Queues are used by the batch scheduler to aid in the organization of jobs. An individual user may have up to 5 jobs eligible to start at any one time (regardless of how many jobs may be already running), while an account may have a total of 10 jobs eligible to run across all the users charging against that account. Jobs in excess of these limits will not be considered for execution. Note that these limits apply to the number of jobs eligible to run, not the number of jobs running.
For example, if you submit 12 jobs, 5 would be eligible, and 7 would be blocked (with an "Idle" state). If three of the jobs run, some blocked jobs will be released so that there are still 5 eligible jobs, and 4 blocked jobs. This continues if all jobs are run. This is done to make it easier to schedule the jobs (there are fewer jobs to consider), and to prevent a single user from dominating the system with many small jobs.
Job priority on Kraken is based on the number of cores and wall clock time requested.
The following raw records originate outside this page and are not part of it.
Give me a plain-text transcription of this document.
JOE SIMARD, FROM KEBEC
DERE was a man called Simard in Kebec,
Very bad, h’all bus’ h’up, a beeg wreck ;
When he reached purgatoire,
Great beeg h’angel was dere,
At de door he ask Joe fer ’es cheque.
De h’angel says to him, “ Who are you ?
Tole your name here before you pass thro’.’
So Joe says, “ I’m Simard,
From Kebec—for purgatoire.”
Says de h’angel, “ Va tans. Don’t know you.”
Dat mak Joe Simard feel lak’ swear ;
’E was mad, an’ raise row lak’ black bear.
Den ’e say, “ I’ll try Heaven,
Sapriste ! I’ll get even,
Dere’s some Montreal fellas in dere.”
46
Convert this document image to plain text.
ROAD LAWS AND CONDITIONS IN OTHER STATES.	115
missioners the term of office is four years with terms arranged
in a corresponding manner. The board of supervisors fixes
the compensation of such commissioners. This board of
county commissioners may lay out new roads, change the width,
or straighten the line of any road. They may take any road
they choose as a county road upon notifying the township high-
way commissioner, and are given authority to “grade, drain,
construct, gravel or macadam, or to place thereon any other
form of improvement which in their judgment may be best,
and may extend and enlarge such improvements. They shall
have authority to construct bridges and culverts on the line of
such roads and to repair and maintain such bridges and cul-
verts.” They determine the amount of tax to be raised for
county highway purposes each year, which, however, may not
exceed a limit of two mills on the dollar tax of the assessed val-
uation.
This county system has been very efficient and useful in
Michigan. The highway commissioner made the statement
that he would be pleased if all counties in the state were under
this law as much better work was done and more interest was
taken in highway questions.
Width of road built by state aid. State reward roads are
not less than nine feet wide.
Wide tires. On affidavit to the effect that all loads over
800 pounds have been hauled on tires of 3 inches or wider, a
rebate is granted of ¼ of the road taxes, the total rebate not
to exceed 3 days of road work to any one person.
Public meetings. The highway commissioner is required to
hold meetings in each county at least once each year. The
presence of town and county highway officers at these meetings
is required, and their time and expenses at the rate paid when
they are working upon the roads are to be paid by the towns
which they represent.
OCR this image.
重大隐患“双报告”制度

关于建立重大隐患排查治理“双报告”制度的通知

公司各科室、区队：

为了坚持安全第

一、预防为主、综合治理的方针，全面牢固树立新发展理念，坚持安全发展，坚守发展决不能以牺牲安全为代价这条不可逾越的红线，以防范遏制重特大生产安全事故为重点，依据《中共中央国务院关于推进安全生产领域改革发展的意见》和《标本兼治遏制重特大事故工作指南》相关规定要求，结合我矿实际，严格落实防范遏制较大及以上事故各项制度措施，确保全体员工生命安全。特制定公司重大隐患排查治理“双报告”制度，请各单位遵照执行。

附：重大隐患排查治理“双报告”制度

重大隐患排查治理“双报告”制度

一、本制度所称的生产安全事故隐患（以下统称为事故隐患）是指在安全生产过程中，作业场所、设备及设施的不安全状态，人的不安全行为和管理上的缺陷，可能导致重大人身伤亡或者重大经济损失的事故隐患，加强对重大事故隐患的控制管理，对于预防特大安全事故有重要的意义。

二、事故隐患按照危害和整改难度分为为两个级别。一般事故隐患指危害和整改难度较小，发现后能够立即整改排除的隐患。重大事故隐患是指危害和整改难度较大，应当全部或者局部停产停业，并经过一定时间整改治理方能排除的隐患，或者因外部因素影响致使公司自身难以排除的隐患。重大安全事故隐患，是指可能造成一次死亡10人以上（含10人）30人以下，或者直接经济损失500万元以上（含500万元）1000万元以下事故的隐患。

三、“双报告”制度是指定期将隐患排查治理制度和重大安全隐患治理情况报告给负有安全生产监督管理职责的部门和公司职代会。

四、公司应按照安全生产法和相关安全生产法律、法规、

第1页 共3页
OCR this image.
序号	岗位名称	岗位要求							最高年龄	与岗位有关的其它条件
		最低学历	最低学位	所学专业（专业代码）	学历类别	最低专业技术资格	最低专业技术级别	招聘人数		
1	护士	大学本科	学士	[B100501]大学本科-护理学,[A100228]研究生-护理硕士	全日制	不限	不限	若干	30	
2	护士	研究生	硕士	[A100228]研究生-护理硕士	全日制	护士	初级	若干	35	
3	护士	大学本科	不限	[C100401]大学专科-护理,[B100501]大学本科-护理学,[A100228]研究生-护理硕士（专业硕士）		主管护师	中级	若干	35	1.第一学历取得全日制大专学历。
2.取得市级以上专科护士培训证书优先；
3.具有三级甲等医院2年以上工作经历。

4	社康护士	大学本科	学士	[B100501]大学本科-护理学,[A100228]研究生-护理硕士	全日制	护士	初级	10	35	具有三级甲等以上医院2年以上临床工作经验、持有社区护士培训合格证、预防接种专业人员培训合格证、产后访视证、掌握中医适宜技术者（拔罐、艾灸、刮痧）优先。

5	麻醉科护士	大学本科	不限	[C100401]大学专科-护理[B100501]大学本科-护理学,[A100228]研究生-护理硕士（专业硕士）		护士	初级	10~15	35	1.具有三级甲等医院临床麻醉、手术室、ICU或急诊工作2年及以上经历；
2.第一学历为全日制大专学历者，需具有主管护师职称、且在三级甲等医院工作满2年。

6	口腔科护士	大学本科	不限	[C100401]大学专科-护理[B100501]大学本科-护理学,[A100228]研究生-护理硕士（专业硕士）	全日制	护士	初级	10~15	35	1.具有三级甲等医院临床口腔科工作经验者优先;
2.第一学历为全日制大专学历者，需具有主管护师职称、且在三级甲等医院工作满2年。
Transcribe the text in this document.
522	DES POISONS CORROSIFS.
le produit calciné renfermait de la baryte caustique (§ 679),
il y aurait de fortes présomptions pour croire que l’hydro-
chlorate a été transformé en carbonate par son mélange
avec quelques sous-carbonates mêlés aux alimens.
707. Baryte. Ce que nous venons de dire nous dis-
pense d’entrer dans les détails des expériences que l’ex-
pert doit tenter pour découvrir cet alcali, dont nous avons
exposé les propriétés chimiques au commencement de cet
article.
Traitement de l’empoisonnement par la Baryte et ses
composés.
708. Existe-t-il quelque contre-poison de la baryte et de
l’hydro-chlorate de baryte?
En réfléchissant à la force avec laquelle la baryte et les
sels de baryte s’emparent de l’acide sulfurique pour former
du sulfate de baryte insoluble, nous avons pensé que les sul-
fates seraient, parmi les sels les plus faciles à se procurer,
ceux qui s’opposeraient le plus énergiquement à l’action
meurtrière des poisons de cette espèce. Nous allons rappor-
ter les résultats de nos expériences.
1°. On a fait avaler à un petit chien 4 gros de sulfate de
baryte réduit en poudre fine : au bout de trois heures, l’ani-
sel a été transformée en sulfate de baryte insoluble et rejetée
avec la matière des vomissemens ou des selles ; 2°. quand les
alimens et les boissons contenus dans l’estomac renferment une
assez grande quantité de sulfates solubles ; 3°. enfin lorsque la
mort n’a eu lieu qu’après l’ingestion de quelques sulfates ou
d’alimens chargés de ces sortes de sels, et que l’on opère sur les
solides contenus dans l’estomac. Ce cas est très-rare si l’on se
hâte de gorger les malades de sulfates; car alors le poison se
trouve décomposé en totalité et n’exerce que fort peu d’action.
Jobs with large core counts (over 32K processors) intentionally get the highest priority on Kraken. Many jobs with small core counts may be run on Athena or other TeraGrid systems, therefore their priority is lower on Kraken. Jobs with smaller core counts do run effectively on Kraken as backfill. While the scheduler is collecting nodes for larger jobs, those with short wall clock limits and small core counts may use those nodes temporarily without delaying the start time of the larger job. For a better explanation of backfilling jobs and NICS scheduling policies point your browser to NICS Scheduling Policies.
By default, jobs on Kraken are sorted into a number of queues based on their size and (for the longsmall queue) their walltime. Long jobs (ie, the longsmall queue) can prevent the machine from being scheduled efficiently, therefore the longsmall queue is limited to 256 cores between all users. Wall clock limit for all queues on Athena is 72 hours. In order to get jobs to run more quickly on Kraken, it is highly recommended that you break your jobs into 24 hour segments instead.
Kraken Queue |
Min Size |
Max Size |
Max Wall |
|
|
Athena Queue |
Min Size |
Max Size |
Max Wall |
|---|---|---|---|---|---|---|---|---|---|
| small | 0 | 512 | 24:00:00 | small | 0 | 512 | 72:00:00 | ||
| *longsmall | 0 | 256 | 60:00:00 | ||||||
| medium | 513 | 8192 | 24:00:00 | medium | 513 | 2048 | 72:00:00 | ||
| large | 8193 | 49536 | 24:00:00 | large | 2049 | 8192 | 72:00:00 | ||
| capability | 49537 | 98352 | 24:00:00 | ||||||
| dedicated | 98353 | 99072 | 24:00:00 |
* Requests for jobs on Kraken must be multiples of 12 (4 for Athena). For example, the largest "small" job on kraken would request 504 cores.
HPSS Queue
The "hpss" queue can be used to transfer files or directories to hpss using a batch file. Jobs running in this queue are not allocated compute nodes, so the aprun command will fail and should not be added to batch files submitted to this queue. You may only submit jobs to this queue if you logged into a node with
your RSA SecurID OTP token. Using job dependencies, you can schedule an HPSS job
to stage data before and/or after a normal production job.
Following is an example of a simple HPSS batch file with a dependency.
This will simply be submitted using username@kraken:/lustre/scratch/username> qsub filename
#!/bin/bash #PBS -A TG-EXAMPLE #PBS -l size=0 #PBS -l walltime=10:00:00 #PBS -q hpss #PBS -W depend=afterok:123456 cd $PBS_O_WORKDIR hsi put file htar cvf this_run.tar dir/
- #PBS -q hpss - submit jobs to the hpss queue
- #PBS -l size=0 - must be included as no compute nodes are needed
- #PBS -W depend=afterok:123456- stage the transfer after job 123456
- #PBS -l walltime=10:00:00 - The wall clock limit for the hpss queue is 24 hours.